The sequel’s visuals and story are a tight duet. The palette skews icy blues, washed-out whites, and warm hues of the cabins, turning violence into something that feels arcane, like a ritual that taints the ground it takes place on. The score complements that chill with needle-sharp motifs that burrow into the viewer’s ear, echoing Disasterpiece’s chiptune work for It Follows. Production design and sound work together to make the film feel like a carefully built machine for discomfort, using washed-out bitcrushing of audio to amp up the snowy setting, and it succeeds more often than not.

But, Black Phone 2 isn’t flawless. The screenplay occasionally slips into groan-inducing dialogue and mandated exposition that dulls momentum.

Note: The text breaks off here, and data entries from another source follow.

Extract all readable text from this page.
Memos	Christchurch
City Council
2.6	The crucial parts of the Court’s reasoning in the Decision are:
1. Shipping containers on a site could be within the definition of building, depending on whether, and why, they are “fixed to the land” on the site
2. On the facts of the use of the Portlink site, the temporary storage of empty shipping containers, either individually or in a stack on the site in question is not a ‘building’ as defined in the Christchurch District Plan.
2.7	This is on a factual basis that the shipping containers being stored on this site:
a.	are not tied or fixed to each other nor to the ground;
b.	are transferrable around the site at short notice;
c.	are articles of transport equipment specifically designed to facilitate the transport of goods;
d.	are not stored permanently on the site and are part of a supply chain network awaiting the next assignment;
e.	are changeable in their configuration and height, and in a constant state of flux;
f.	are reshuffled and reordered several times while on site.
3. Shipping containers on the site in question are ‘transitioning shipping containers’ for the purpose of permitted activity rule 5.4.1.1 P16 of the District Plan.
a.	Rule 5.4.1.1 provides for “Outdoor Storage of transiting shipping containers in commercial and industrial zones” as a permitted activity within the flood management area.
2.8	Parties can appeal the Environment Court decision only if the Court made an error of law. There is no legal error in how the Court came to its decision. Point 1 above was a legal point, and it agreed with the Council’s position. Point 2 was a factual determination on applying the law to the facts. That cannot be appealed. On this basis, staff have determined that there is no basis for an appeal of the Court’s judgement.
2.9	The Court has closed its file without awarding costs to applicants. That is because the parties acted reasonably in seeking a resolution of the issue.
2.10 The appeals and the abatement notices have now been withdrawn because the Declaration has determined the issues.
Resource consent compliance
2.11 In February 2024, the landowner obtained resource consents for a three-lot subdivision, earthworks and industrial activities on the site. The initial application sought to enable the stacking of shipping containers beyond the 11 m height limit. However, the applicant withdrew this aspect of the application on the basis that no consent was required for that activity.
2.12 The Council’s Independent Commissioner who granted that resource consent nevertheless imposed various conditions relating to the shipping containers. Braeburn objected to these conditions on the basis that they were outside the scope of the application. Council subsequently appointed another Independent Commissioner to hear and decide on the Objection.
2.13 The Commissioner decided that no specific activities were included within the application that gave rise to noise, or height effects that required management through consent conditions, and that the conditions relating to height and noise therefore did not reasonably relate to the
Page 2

Some character beats are shorthanded where a little texture would go a long way, and the balancing act between expanding lore and preserving mystery stumbles in a few scenes. Those moments are more frustrating than fatal, interrupting otherwise effective tonal work rather than overthrowing it. Perhaps what does seem baffling, though, is that the film doesn't just shift completely into the perspective of Gwen, as her connection to their mother seems to be a much bigger driving force than Finn’s internalised angst.

As a sequel, Black Phone 2 is an upgrade over its predecessor in the ways that matter most to seasoned horror fans: it heightens cruelty without forgetting to offset it with emotional satisfaction, brings out tactile eeriness in a big way, and solidifies Hawke’s Grabber as one of the more iconic horror antagonists of the modern age. It’s not seamless, but it’s bold and often electrifying, a film that earns its chills and, at times, taps into the inventive, wild energy of the best 1980s genre work, while also staking out its own frosty territory.